Percolation Behavior of Electrical Conductivity of Polylactic Acid-Based Nanocomposites

This study investigates the electrical conductivity characteristics of polymer nanocomposites based on a polylactic acid matrix with the addition of carbon nanotubes (CNTs) were investigated using the impedance spectroscopy method. This approach allowed us to analyse the frequency dependences of electrical conductivity and identify the features of the percolation behavior of the studied systems. The results revealed that the electrical conductivity of the composites demonstrates a typical alternating current character: maintaining a constant value at low frequencies with a subsequent increase when reaching a critical frequency, which indicates a change in the charge transfer mechanism.
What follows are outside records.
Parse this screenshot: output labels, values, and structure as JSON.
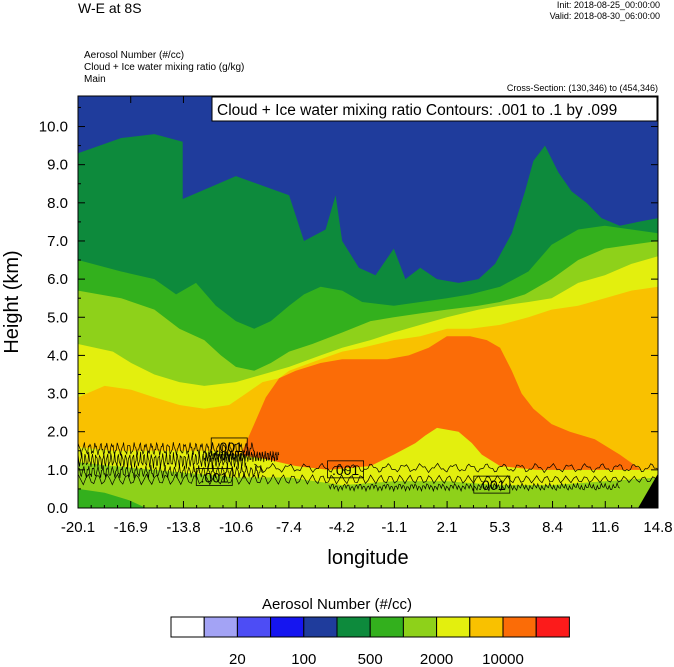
{
  "header": {
    "title": "W-E at 8S",
    "init": "Init: 2018-08-25_00:00:00",
    "valid": "Valid: 2018-08-30_06:00:00",
    "fields": [
      "Aerosol Number   (#/cc)",
      "Cloud + Ice water mixing ratio   (g/kg)",
      "Main"
    ],
    "cross_section": "Cross-Section: (130,346) to (454,346)"
  },
  "chart_data": {
    "type": "heatmap",
    "title": "W-E at 8S",
    "xlabel": "longitude",
    "ylabel": "Height (km)",
    "x_ticks": [
      "-20.1",
      "-16.9",
      "-13.8",
      "-10.6",
      "-7.4",
      "-4.2",
      "-1.1",
      "2.1",
      "5.3",
      "8.4",
      "11.6",
      "14.8"
    ],
    "xlim": [
      -20.1,
      14.8
    ],
    "y_ticks": [
      "0.0",
      "1.0",
      "2.0",
      "3.0",
      "4.0",
      "5.0",
      "6.0",
      "7.0",
      "8.0",
      "9.0",
      "10.0"
    ],
    "ylim": [
      0,
      10.8
    ],
    "contour_info": "Cloud + Ice water mixing ratio Contours: .001 to .1 by .099",
    "contour_labels": [
      {
        "text": ".001",
        "x": -11.0,
        "y": 1.6
      },
      {
        "text": ".001",
        "x": -11.9,
        "y": 0.8
      },
      {
        "text": ".001",
        "x": -4.0,
        "y": 1.0
      },
      {
        "text": ".001",
        "x": 4.8,
        "y": 0.6
      }
    ],
    "layers": [
      {
        "name": "n1000",
        "color": "#1f3c9c",
        "top": [
          [
            -20.1,
            10.8
          ],
          [
            14.8,
            10.8
          ]
        ]
      },
      {
        "name": "n500",
        "color": "#0d8a3c",
        "top": [
          [
            -20.1,
            9.3
          ],
          [
            -17.5,
            9.7
          ],
          [
            -15.5,
            9.8
          ],
          [
            -13.8,
            9.6
          ],
          [
            -13.8,
            8.1
          ],
          [
            -10.6,
            8.7
          ],
          [
            -7.4,
            8.2
          ],
          [
            -6.5,
            7.0
          ],
          [
            -5.2,
            7.3
          ],
          [
            -4.6,
            8.2
          ],
          [
            -4.2,
            7.0
          ],
          [
            -3.2,
            6.3
          ],
          [
            -2.2,
            6.1
          ],
          [
            -1.1,
            6.8
          ],
          [
            -0.4,
            6.0
          ],
          [
            0.5,
            6.3
          ],
          [
            1.5,
            6.0
          ],
          [
            2.8,
            5.9
          ],
          [
            4.0,
            6.0
          ],
          [
            5.0,
            6.4
          ],
          [
            6.0,
            7.2
          ],
          [
            6.8,
            8.3
          ],
          [
            7.3,
            9.1
          ],
          [
            8.0,
            9.5
          ],
          [
            8.8,
            8.8
          ],
          [
            9.6,
            8.3
          ],
          [
            10.5,
            8.0
          ],
          [
            11.4,
            7.6
          ],
          [
            12.5,
            7.4
          ],
          [
            13.6,
            7.5
          ],
          [
            14.8,
            7.6
          ]
        ]
      },
      {
        "name": "n300",
        "color": "#33b01d",
        "top": [
          [
            -20.1,
            6.5
          ],
          [
            -17.5,
            6.2
          ],
          [
            -15.5,
            6.0
          ],
          [
            -14.2,
            5.6
          ],
          [
            -13.0,
            5.9
          ],
          [
            -11.8,
            5.3
          ],
          [
            -10.6,
            4.9
          ],
          [
            -9.5,
            4.7
          ],
          [
            -8.5,
            4.9
          ],
          [
            -7.4,
            5.3
          ],
          [
            -6.5,
            5.6
          ],
          [
            -5.5,
            5.8
          ],
          [
            -4.2,
            5.7
          ],
          [
            -3.0,
            5.4
          ],
          [
            -1.1,
            5.3
          ],
          [
            0.5,
            5.4
          ],
          [
            2.1,
            5.5
          ],
          [
            3.5,
            5.6
          ],
          [
            5.3,
            5.8
          ],
          [
            7.0,
            6.2
          ],
          [
            8.4,
            6.9
          ],
          [
            10.0,
            7.3
          ],
          [
            11.6,
            7.4
          ],
          [
            13.2,
            7.3
          ],
          [
            14.8,
            7.2
          ]
        ]
      },
      {
        "name": "n2000",
        "color": "#8ed11a",
        "top": [
          [
            -20.1,
            5.7
          ],
          [
            -17.5,
            5.5
          ],
          [
            -15.5,
            5.2
          ],
          [
            -14.0,
            4.7
          ],
          [
            -12.5,
            4.4
          ],
          [
            -11.5,
            4.0
          ],
          [
            -10.6,
            3.7
          ],
          [
            -9.5,
            3.6
          ],
          [
            -8.5,
            3.8
          ],
          [
            -7.4,
            4.1
          ],
          [
            -6.0,
            4.3
          ],
          [
            -4.2,
            4.6
          ],
          [
            -2.5,
            4.9
          ],
          [
            -1.1,
            5.0
          ],
          [
            0.5,
            5.1
          ],
          [
            2.1,
            5.2
          ],
          [
            4.0,
            5.3
          ],
          [
            5.3,
            5.4
          ],
          [
            6.8,
            5.6
          ],
          [
            8.4,
            6.0
          ],
          [
            10.0,
            6.5
          ],
          [
            11.6,
            6.8
          ],
          [
            13.2,
            6.9
          ],
          [
            14.8,
            7.0
          ]
        ]
      },
      {
        "name": "n3000",
        "color": "#e3ef0e",
        "top": [
          [
            -20.1,
            4.3
          ],
          [
            -18.0,
            4.1
          ],
          [
            -16.9,
            3.8
          ],
          [
            -15.5,
            3.5
          ],
          [
            -14.0,
            3.3
          ],
          [
            -12.5,
            3.2
          ],
          [
            -10.6,
            3.3
          ],
          [
            -9.0,
            3.5
          ],
          [
            -7.4,
            3.7
          ],
          [
            -5.5,
            4.0
          ],
          [
            -4.2,
            4.2
          ],
          [
            -2.5,
            4.4
          ],
          [
            -1.1,
            4.6
          ],
          [
            0.5,
            4.8
          ],
          [
            2.1,
            5.0
          ],
          [
            4.0,
            5.2
          ],
          [
            5.3,
            5.3
          ],
          [
            7.0,
            5.4
          ],
          [
            8.4,
            5.5
          ],
          [
            10.0,
            5.9
          ],
          [
            11.6,
            6.1
          ],
          [
            13.2,
            6.4
          ],
          [
            14.8,
            6.6
          ]
        ]
      },
      {
        "name": "n5000",
        "color": "#f9c100",
        "top": [
          [
            -20.1,
            2.9
          ],
          [
            -18.5,
            3.2
          ],
          [
            -16.9,
            3.1
          ],
          [
            -15.5,
            2.9
          ],
          [
            -14.0,
            2.7
          ],
          [
            -12.5,
            2.6
          ],
          [
            -11.0,
            2.7
          ],
          [
            -10.0,
            3.0
          ],
          [
            -9.0,
            3.3
          ],
          [
            -8.0,
            3.4
          ],
          [
            -7.4,
            3.6
          ],
          [
            -5.5,
            3.9
          ],
          [
            -4.2,
            4.1
          ],
          [
            -3.0,
            4.2
          ],
          [
            -1.1,
            4.4
          ],
          [
            0.5,
            4.5
          ],
          [
            2.1,
            4.7
          ],
          [
            3.5,
            4.7
          ],
          [
            5.3,
            4.8
          ],
          [
            7.0,
            5.0
          ],
          [
            8.4,
            5.2
          ],
          [
            10.0,
            5.3
          ],
          [
            11.6,
            5.5
          ],
          [
            13.2,
            5.7
          ],
          [
            14.8,
            5.8
          ]
        ]
      },
      {
        "name": "n8000",
        "color": "#fb6c07",
        "top": [
          [
            -20.1,
            0.0
          ],
          [
            -10.2,
            0.0
          ],
          [
            -10.2,
            1.5
          ],
          [
            -9.5,
            2.2
          ],
          [
            -8.8,
            2.9
          ],
          [
            -8.0,
            3.4
          ],
          [
            -7.0,
            3.6
          ],
          [
            -5.5,
            3.8
          ],
          [
            -4.2,
            3.9
          ],
          [
            -3.0,
            3.9
          ],
          [
            -1.5,
            3.9
          ],
          [
            -0.2,
            4.0
          ],
          [
            1.0,
            4.2
          ],
          [
            2.1,
            4.5
          ],
          [
            3.5,
            4.5
          ],
          [
            4.5,
            4.4
          ],
          [
            5.3,
            4.2
          ],
          [
            6.0,
            3.6
          ],
          [
            6.6,
            3.0
          ],
          [
            7.3,
            2.6
          ],
          [
            8.4,
            2.2
          ],
          [
            9.5,
            2.0
          ],
          [
            11.0,
            1.8
          ],
          [
            12.5,
            1.4
          ],
          [
            13.8,
            1.0
          ],
          [
            14.8,
            1.0
          ]
        ]
      },
      {
        "name": "n3000-low",
        "color": "#e3ef0e",
        "top": [
          [
            -20.1,
            1.6
          ],
          [
            -18.0,
            1.5
          ],
          [
            -15.5,
            1.5
          ],
          [
            -12.0,
            1.5
          ],
          [
            -9.0,
            1.3
          ],
          [
            -7.0,
            1.1
          ],
          [
            -5.0,
            1.0
          ],
          [
            -2.5,
            1.1
          ],
          [
            -1.1,
            1.4
          ],
          [
            0.2,
            1.7
          ],
          [
            0.8,
            1.9
          ],
          [
            1.5,
            2.1
          ],
          [
            2.8,
            2.0
          ],
          [
            3.6,
            1.7
          ],
          [
            4.2,
            1.4
          ],
          [
            5.3,
            1.1
          ],
          [
            7.5,
            1.0
          ],
          [
            9.5,
            1.0
          ],
          [
            11.6,
            1.0
          ],
          [
            13.2,
            1.0
          ],
          [
            14.8,
            1.0
          ]
        ]
      },
      {
        "name": "n2000-low",
        "color": "#8ed11a",
        "top": [
          [
            -20.1,
            1.2
          ],
          [
            -18.0,
            1.1
          ],
          [
            -15.5,
            1.0
          ],
          [
            -13.0,
            0.9
          ],
          [
            -10.6,
            0.8
          ],
          [
            -7.4,
            0.8
          ],
          [
            -4.2,
            0.6
          ],
          [
            -1.1,
            0.7
          ],
          [
            2.1,
            0.7
          ],
          [
            5.3,
            0.6
          ],
          [
            8.4,
            0.6
          ],
          [
            11.6,
            0.7
          ],
          [
            14.8,
            0.8
          ]
        ]
      },
      {
        "name": "n300-low",
        "color": "#33b01d",
        "top": [
          [
            -20.1,
            0.5
          ],
          [
            -18.5,
            0.4
          ],
          [
            -17.0,
            0.2
          ],
          [
            -16.0,
            0.0
          ],
          [
            14.8,
            0.0
          ]
        ]
      }
    ],
    "legend": {
      "title": "Aerosol Number  (#/cc)",
      "colors": [
        "#ffffff",
        "#a3a3f5",
        "#4d4df5",
        "#1515f0",
        "#1f3c9c",
        "#0d8a3c",
        "#33b01d",
        "#8ed11a",
        "#e3ef0e",
        "#f9c100",
        "#fb6c07",
        "#fc1b1b"
      ],
      "labels": [
        "20",
        "100",
        "500",
        "2000",
        "10000"
      ]
    }
  }
}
A study of the influence of the CNT concentration on the electrical characteristics of the composites showed the presence of a clearly pronounced percolation threshold, which corresponds to the formation of a continuous network of conductive particles inside the polymer matrix. The data enabled a quantitative description of this transition using models of the critical percolation theory. It was found that even at low concentrations of CNTs (~ 0.5 %) there is a sharp increase in conductivity, which indicates the efficiency of nanotube dispersion in the polymer. Special attention was paid to modelling the frequency dependence of conductivity using Jonscher's law, which allowed us to establish a change in the nature of the interaction between charge carriers and the medium as the concentration of CNTs increases. Analysis of the parameter n demonstrated the presence of anomalous values that are not explained by classical conductivity models and indicate complex charge transfer processes associated with the formation of fractal-like topology or manifestations of anomalous diffusion. The results obtained are consistent with modern theoretical concepts of electrical conductivity in complex disordered systems. The study contributes to a deeper understanding of the mechanisms of electrical conductivity in polymer-CNT nanocomposites, which is of great importance for the further development of composite materials with controllable electrophysical properties optimized for specific functional applications.